関節可動域制限の原因として挙げられるのは
①筋収縮による制限
②拘縮の発生による制限
③硬直による制限
④固定や不動による関節構成体への影響による制限
⑤エンドフィールによる制限
という報告があります。

今回はそれを少しまとめていきます。

①筋収縮による制限
筋収縮による関節可動域の制限として、疼痛が強く発生すると反射的な筋スパズムによる防御的収縮が起こり、痛みが出ない肢位をとります。
この状態が長時間続くと筋や結合組織の拘縮が発生して柔軟性が低下して関節可動域の制限に繋がります。

②拘縮の発生による制限
拘縮の発生による制限は先天性拘縮と後天性に発生するものに分かれます。
また、その原因により結合組織性と筋線維性に分類できます。

結合組織性の拘縮は、結合組織によって構成される組織(皮膚、皮下組織、筋膜、靭帯、腱、関節包)で特に、皮膚、皮下組織、筋膜、関節包は主成分であるコラーゲン線維が長軸方向に対して密な構成をしており、また様々な方向に走行しているため、炎症や不動による結合組織の器質的変化が及ぶと伸張性低下が著名となり可動域の制限に繋がります。

筋線維性の拘縮は、骨格筋の筋節の長さの短縮や筋原繊維の配列の乱れ、筋線維の損傷後の癒着などの筋線維自体の器質的変化により筋原繊維の滑走が制限されることにより可動域の制限に繋がると考えられています。

③硬直による制限
硬直は先天性硬直と後天的な原因による制限に分かられます。
また、その原因により結合組織の器質的変化による線維性硬直と軟骨破壊後の骨性硬直に分類できます。

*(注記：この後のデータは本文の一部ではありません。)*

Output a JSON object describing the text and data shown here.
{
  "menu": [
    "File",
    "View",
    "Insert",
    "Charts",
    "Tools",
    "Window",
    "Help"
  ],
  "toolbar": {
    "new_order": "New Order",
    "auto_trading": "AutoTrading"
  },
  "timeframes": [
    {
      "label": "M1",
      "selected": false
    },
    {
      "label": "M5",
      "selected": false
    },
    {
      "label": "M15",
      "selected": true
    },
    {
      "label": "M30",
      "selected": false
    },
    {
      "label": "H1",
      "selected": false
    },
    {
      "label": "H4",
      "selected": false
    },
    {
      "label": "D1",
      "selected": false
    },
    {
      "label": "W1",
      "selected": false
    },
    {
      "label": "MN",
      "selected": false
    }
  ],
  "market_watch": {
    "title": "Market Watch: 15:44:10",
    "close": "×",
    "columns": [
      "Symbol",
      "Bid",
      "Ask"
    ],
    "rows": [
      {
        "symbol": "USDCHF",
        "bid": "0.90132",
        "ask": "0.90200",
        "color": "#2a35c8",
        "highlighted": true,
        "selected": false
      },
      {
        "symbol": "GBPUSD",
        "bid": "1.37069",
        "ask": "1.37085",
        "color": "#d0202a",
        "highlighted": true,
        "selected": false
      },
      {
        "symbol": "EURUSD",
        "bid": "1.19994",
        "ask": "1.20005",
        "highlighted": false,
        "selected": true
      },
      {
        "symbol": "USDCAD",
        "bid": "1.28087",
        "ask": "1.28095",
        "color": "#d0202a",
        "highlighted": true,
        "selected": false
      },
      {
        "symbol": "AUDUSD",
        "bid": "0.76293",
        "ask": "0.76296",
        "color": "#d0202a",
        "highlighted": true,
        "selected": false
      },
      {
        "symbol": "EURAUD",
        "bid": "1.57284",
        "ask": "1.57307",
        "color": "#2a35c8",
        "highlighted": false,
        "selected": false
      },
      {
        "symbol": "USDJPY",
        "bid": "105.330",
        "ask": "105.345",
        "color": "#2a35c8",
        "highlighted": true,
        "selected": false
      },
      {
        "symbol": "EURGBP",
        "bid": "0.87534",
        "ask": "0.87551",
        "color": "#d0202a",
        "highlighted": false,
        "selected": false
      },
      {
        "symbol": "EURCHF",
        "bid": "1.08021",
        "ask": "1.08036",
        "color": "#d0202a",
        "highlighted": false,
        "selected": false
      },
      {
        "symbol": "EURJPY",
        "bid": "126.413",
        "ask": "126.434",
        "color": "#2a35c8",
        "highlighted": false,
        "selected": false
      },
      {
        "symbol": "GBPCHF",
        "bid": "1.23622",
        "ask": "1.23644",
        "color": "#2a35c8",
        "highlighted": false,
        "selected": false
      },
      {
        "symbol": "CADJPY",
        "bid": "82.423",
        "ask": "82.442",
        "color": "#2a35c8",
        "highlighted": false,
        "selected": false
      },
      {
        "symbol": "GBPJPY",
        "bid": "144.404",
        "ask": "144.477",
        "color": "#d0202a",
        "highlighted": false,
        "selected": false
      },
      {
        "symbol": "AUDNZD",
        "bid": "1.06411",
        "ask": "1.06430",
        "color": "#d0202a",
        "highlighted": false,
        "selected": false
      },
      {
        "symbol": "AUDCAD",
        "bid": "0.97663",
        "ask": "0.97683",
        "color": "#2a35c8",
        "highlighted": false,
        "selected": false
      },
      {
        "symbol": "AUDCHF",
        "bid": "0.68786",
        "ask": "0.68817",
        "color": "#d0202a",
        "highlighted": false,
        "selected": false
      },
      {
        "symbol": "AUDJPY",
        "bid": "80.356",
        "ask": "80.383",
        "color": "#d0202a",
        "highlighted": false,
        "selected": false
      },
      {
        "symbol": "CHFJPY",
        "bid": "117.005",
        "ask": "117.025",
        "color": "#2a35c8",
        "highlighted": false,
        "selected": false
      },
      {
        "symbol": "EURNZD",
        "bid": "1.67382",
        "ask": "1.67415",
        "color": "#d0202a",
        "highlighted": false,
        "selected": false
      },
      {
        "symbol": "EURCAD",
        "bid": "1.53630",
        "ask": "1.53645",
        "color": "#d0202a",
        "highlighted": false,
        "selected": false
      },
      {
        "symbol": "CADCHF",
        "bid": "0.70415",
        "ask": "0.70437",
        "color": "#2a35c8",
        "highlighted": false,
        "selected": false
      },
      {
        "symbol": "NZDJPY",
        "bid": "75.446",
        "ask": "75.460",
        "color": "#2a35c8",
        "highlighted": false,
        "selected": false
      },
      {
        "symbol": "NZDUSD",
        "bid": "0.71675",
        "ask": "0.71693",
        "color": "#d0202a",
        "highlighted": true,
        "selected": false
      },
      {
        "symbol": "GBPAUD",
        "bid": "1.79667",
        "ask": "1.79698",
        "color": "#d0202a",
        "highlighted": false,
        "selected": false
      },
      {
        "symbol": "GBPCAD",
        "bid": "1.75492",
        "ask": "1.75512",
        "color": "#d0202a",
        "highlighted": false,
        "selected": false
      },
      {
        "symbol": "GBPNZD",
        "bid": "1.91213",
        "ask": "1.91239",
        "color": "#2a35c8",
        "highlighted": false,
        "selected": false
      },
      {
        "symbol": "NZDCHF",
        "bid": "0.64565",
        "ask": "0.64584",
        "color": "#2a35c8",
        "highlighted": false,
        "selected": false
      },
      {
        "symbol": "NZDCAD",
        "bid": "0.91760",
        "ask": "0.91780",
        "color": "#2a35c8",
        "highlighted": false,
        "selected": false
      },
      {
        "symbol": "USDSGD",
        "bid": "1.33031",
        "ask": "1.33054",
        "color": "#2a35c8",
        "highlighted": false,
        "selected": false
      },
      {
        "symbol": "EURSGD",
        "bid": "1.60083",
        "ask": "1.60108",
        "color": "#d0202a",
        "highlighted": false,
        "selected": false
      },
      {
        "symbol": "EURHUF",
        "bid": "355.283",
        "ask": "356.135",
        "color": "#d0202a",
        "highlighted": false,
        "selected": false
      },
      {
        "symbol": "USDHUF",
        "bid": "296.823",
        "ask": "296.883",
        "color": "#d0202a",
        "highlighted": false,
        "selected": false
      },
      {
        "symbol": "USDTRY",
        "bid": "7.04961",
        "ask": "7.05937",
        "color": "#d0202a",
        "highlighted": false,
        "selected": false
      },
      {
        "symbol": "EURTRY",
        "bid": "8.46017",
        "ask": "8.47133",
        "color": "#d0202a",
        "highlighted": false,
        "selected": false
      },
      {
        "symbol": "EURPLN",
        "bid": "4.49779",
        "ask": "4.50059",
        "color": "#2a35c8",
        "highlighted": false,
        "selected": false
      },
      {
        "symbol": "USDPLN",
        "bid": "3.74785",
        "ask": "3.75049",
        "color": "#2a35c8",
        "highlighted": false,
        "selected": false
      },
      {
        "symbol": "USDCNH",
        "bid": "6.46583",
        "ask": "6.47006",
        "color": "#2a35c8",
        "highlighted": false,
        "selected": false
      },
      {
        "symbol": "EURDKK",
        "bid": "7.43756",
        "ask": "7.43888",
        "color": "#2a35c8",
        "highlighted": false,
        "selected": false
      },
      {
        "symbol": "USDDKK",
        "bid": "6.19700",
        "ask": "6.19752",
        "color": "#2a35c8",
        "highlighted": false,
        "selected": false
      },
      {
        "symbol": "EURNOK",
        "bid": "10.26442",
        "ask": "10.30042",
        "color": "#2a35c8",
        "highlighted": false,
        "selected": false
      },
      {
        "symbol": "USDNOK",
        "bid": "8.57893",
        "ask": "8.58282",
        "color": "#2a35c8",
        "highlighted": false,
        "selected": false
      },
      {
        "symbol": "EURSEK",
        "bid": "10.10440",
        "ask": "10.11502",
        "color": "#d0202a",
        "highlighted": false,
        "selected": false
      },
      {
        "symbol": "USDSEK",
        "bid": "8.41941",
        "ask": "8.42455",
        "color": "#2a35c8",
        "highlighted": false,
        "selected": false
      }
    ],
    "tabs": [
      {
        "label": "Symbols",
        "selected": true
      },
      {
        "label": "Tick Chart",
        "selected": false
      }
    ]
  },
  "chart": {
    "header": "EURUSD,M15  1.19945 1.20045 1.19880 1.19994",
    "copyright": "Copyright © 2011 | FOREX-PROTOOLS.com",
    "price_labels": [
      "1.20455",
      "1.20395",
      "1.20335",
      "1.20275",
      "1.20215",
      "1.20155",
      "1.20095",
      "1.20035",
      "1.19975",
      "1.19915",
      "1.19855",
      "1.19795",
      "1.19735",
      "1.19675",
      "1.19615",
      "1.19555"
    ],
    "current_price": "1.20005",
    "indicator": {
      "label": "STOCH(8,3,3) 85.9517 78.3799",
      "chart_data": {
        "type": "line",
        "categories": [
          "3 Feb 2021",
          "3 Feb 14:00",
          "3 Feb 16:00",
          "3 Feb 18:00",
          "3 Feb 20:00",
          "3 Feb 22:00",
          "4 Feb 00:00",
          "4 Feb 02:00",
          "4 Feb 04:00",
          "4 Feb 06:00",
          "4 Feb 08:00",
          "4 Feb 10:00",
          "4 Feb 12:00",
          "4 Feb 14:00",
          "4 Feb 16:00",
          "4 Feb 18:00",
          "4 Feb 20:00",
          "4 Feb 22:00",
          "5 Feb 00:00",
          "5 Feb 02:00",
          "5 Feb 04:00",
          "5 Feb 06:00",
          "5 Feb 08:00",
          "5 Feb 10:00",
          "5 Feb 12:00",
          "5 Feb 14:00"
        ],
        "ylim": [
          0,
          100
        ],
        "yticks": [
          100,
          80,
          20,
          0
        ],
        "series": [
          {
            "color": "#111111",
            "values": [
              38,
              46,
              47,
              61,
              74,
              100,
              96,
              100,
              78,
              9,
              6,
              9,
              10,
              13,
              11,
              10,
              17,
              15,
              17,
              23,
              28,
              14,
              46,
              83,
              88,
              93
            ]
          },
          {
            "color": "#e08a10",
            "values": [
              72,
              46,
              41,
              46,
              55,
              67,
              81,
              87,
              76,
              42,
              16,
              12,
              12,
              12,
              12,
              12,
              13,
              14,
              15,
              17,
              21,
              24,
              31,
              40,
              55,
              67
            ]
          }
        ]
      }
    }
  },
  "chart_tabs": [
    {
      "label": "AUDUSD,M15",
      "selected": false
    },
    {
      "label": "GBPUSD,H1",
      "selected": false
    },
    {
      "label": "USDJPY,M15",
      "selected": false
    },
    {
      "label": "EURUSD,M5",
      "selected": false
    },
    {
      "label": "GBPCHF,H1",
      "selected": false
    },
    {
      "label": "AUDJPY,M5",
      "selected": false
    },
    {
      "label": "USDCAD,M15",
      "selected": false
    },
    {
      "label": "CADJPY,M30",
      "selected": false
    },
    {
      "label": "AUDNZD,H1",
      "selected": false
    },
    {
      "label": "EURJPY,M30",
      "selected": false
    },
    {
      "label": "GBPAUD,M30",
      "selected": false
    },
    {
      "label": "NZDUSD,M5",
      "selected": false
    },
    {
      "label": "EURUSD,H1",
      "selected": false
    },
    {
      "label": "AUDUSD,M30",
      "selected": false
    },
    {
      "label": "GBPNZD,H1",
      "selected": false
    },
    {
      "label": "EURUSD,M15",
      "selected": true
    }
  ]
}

線維性硬直は、関節面に増殖した結合組織の線維化や関節周囲の軟部組織の非可逆的変化によるもので、多少可動性が残っている場合もあります。
骨性硬直は、関節リウマチなどで軟骨が破壊された後に発生することがあり、関節面の両端の骨梁が連続して一本の骨のようになり、可動性がほとんどない状態に制限されます。